US News needs a change; Now.


In my senior year of high school, I had the top 25 US News undergraduate college rankings memorized. The tied ranking of 25th from the University of Michigan and Carnegie Mellon was seared into my brain. Although there is a smorgasbord of different college rankings, US News arguably has the most influence on how applicants think about elite colleges. I spent endless hours looking at the US News list for a reason: It was something seemingly objective that I could make my judgments about. Deciphering and consolidating thousands of different opinions and points of view is next to impossible, but the rankings offer a foothold from which to orient yourself.

Opinions about school quality vary widely and are often based on incomplete information.
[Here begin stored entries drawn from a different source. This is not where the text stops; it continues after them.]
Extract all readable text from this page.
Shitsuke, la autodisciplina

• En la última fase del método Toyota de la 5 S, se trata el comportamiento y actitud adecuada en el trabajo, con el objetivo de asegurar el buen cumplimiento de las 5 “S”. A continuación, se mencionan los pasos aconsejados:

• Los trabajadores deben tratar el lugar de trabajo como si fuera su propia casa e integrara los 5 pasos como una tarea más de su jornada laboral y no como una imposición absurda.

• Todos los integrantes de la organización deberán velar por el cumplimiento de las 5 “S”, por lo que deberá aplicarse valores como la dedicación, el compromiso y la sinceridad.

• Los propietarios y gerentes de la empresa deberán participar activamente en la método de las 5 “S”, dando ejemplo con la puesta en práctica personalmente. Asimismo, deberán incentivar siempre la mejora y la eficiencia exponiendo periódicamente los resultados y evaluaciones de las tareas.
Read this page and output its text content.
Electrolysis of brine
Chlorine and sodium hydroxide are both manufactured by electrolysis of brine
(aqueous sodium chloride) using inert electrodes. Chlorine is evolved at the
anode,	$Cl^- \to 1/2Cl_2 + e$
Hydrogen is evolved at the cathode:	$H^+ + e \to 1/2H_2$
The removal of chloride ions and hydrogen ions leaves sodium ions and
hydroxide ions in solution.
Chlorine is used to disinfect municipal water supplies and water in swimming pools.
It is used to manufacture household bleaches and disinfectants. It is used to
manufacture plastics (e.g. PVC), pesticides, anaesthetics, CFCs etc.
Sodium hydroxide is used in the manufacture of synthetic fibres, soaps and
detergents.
For example, my father never considered the University of Chicago to be as prestigious as the other top 10 universities, even though it is ranked the sixth best university in the country. Similarly, as immigrants from India, my parents’ knowledge of American schools other than Harvard, Yale, and Princeton is limited. Whatever the reason, the fact is that we all, to some degree, have different perspectives on American universities. And as a result, rankings like US News help structure a chaotic college admissions process. That’s why he used to be a strong supporter of them.

As you can imagine, it’s a big deal that Columbia University’s national ranking in US News recently dropped from second to 18th. As a well-known and prestigious university, the drastic drop in its ranking came as a surprise to many. Columbia was found to have sent falsified data to US News. Specifically, a math professor named Michael Thaddeus found discrepancies that made undergraduate class sizes appear smaller than they are, spending on instruction seemed higher than it is, and professors seemed more educated than they were. As the scandal unfolds, many are asking the same questions: What really goes into college rankings? Do the rankings really reflect the quality of a school’s education? While this all started for me with the commotion around Columbia’s new ranking, now I have only one thought left: Does this ranking system, which many of us once relied on, really reflect the quality of a student’s education? school?